Read the entire interview transcript:
BRIAN WILLIAMS: I asked this at the last democratic debate. Are-- are hedge funds good or bad for America? Is it right for these hedge funds making billions and billions of dollars along with the hedge fund managers?
BARACK OBAMA: Well, I don't think that hedge funds are bad per se. I think they're just one more financial tool. And in that sense, they're useful. But I think that what we've seen are a number of rules that skew in the favor of folks on Wall Street. Private equity funds and hedge fund managers who are paying a lower tax rate than their secretaries.
There are some failures in the regulatory regimes that have been set up. For example, I talked today-- that there may be an incestuous relationship between ratings agencies that are determining the quality of investments and the people that they're rating.
So, what we need is stronger market transparency and accountability. That's good for everybody and the marketplace. We have to think about how are we investing to make sure that everybody can compete in this global economy? And that means investing in education and it means investing in things like energy independence. And we've got to rebuild our social safety net, particularly on health care and retirement security, where a lot of ordinary Americans are seeing that security slip away. When that security slips away, they are more likely to turn to things like protectionism that, over time, may constrict economic growth overall.
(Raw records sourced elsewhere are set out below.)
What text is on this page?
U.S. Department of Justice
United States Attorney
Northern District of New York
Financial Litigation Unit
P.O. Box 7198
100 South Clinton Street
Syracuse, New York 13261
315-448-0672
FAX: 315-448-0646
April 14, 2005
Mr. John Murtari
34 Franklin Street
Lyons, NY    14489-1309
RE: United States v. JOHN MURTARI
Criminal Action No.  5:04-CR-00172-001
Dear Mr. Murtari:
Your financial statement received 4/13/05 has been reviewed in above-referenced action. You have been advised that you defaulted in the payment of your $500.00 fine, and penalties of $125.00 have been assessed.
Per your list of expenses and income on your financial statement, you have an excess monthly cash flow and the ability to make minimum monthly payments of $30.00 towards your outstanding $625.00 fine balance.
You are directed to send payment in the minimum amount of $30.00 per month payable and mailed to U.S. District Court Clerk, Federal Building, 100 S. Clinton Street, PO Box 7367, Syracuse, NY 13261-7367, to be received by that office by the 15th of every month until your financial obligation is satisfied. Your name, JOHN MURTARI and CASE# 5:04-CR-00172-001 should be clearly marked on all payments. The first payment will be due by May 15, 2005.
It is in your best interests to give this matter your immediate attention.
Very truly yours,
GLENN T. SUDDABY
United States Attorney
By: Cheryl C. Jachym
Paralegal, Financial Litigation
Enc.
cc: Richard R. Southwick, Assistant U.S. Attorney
BRIAN WILLIAMS: Who or what do you think is to blame for this current mortgage and credit crisis? Who do we see about that?
BARACK OBAMA: Well, I think there are a lot of folks who ought to take some responsibility. The original idea was a good one, which was that let's see if we can distribute this more broadly and make it easier to provide loans to people who otherwise might be-- not be able to get a mortgage loan.
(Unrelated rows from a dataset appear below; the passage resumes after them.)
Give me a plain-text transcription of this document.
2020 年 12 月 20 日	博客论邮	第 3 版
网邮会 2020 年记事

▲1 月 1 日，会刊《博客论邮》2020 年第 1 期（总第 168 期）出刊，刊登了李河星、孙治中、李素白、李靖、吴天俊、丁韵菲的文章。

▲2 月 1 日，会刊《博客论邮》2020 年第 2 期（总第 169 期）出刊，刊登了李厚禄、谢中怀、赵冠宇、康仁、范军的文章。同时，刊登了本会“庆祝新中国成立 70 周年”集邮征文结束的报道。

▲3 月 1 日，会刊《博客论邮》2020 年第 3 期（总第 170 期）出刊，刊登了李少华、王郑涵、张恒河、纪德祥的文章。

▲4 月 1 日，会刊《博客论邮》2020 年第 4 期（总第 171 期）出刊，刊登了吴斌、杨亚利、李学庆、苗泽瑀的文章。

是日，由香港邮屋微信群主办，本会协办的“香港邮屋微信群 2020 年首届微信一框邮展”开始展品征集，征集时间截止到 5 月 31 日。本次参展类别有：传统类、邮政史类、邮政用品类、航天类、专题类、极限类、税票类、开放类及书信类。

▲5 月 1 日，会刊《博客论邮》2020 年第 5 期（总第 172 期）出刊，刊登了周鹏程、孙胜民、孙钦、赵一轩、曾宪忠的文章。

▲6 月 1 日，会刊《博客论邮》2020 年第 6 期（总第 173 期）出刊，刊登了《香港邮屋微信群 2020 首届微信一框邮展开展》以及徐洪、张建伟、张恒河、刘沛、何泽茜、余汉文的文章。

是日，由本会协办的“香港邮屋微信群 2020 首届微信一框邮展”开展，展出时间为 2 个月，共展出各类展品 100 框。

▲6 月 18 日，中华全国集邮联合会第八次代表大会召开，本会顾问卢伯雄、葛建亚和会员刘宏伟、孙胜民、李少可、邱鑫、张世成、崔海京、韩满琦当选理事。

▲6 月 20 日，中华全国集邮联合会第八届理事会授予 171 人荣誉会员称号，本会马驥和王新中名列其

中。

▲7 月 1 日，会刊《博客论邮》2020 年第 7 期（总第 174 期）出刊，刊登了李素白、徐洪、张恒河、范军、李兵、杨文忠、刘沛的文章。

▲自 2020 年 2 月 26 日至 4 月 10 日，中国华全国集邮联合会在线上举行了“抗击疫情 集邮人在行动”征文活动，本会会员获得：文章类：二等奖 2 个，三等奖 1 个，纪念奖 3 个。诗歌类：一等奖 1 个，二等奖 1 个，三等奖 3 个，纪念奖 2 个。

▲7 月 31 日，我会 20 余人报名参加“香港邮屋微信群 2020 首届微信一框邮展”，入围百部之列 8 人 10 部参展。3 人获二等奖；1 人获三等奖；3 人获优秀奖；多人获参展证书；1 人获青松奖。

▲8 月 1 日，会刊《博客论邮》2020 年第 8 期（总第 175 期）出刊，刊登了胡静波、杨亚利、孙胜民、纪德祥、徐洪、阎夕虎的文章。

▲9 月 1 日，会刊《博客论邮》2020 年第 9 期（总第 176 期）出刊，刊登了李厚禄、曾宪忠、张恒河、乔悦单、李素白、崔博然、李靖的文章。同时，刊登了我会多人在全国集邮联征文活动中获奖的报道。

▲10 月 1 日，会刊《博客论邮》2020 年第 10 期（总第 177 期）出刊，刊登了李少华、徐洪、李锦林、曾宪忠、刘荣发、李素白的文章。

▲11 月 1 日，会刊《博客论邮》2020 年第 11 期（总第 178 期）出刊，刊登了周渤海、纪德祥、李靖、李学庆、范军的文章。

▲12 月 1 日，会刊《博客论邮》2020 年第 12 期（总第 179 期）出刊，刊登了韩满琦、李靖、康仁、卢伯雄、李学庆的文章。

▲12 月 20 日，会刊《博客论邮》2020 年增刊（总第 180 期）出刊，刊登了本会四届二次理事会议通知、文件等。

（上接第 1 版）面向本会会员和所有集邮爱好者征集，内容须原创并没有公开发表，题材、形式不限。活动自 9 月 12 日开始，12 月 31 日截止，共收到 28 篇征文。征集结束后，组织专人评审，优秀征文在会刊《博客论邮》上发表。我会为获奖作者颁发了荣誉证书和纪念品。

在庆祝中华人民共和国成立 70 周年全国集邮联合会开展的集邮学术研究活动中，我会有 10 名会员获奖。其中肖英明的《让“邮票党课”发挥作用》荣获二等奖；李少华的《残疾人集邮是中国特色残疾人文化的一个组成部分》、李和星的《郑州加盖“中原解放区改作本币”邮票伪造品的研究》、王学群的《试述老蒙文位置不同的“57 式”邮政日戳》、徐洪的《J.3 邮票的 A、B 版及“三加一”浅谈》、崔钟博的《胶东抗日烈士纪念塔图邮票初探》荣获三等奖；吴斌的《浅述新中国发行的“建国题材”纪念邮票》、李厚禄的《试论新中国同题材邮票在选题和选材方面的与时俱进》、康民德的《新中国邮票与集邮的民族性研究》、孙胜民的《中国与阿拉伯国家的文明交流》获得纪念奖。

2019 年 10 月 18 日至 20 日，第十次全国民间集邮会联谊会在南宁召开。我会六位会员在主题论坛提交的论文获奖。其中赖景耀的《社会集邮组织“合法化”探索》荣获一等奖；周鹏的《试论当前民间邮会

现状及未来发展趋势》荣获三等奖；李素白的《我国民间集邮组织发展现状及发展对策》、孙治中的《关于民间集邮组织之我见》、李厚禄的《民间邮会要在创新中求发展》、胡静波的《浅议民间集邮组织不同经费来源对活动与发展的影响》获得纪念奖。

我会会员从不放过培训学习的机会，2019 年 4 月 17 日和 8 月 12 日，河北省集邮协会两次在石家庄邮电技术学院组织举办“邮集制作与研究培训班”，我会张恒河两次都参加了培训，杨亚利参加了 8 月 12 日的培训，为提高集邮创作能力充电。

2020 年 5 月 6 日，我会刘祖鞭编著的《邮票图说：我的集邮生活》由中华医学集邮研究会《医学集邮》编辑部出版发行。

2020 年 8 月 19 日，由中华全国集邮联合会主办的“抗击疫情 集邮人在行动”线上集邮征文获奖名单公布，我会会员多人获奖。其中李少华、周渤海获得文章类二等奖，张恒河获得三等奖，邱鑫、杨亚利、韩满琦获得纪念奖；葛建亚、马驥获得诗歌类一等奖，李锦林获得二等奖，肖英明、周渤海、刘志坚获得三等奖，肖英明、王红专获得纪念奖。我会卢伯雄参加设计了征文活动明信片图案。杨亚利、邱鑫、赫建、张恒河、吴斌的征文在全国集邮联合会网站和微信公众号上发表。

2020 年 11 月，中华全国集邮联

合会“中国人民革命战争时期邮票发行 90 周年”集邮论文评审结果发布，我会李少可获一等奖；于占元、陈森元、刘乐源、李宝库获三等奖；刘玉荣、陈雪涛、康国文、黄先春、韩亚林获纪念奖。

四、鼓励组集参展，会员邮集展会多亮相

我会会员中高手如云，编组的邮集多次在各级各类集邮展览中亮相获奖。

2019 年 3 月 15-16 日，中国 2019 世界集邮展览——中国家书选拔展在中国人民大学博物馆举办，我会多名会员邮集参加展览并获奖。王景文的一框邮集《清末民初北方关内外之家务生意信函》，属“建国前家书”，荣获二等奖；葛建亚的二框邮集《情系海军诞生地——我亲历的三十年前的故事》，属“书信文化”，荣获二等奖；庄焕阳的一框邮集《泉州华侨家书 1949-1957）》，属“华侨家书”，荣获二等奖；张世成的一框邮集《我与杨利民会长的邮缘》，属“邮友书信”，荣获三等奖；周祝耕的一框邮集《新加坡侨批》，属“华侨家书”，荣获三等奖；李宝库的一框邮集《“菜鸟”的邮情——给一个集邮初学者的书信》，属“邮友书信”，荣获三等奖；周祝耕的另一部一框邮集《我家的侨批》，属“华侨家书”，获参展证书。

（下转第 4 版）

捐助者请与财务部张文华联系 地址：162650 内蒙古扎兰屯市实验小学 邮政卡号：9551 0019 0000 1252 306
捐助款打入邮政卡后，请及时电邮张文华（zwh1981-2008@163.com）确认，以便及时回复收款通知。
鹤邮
Over time, what ended up happening was that the appraisers started loosening their standards. The mortgage brokers started playing around with their standards. Then, the people who were buying these securities weren't really checking very carefully to see whether the underlying mortgage could support the loans that were made.
And so, over time, you had everybody I think conspiring to just do what felt good and what was making a lot of money. The problem was that a lot of homeowners were induced to take out loans that they could afford only if home prices continued to go up.